Now that you’re in DSL, you’re going to wipe the key and put the Linux bootloader on the key. This is done with the USB-HDD installation. Right click anywhere on the DSL desktop, select Apps -> Tools -> Install to USB pendrive -> For USB-HDD pendrive. Follow the prompts and DSL will be installed to the pendrive, and it’ll make the pendrive bootable.
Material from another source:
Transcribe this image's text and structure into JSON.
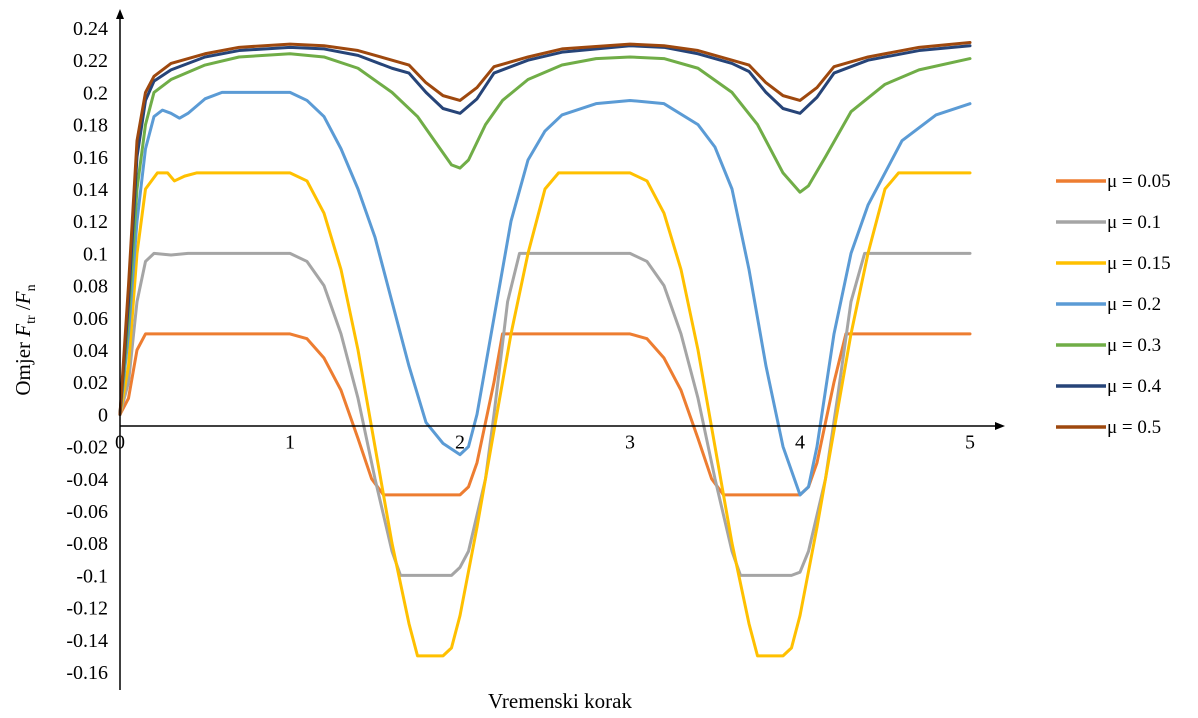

That’s all fine and dandy, but we’re gonna put some icing on the cake now by putting an open source emulator (QEMU) on the disk and giving you a way to boot DSL within a window, on either Linux or Windows hosts. Yep, that means you can either use your pendrive as a bootable stick, or you can pop that sucker in someone’s PC and run the SAME DSL instance in a window, without installing any software. Pretty damn trick. Here’s how to do that:

Boot back to your computer’s regular OS, wherever you’d downloaded the dsl-embedded.zip file. Once you’re there, simply unzip the contents of dsl-embedded.zip to the root of your USB key, overwriting what the USB-HDD script did. All we really wanted USB-HDD for was for the boot sector.

Now that’s done, you’ll have a dsl-windows.bat and a dsl-linux.sh script in the root of your pendrive. Double click on either (depending on the host OS you’re in) and the appropriate QEMU instance will start, and DSL will boot inside the window, bridging the host OS’s network and everything. It comes in VERY handy to be able to do this - I was able to manage some sick servers for work from a friend’s PC, but was able to use my own trusted computing environment. :)

One last tidbit: the dsl-embedded.zip file alters things so that “native” USB boot under DSL doesn’t work out of the box. All you need to do when booting native is use the following boot options at the bootprompt:
boot: dsl fromhd=/dev/sda1 qemu frugal
That’ll let the kernel know that you’re booting from a qemu-enabled image on /dev/sda1. That’s it!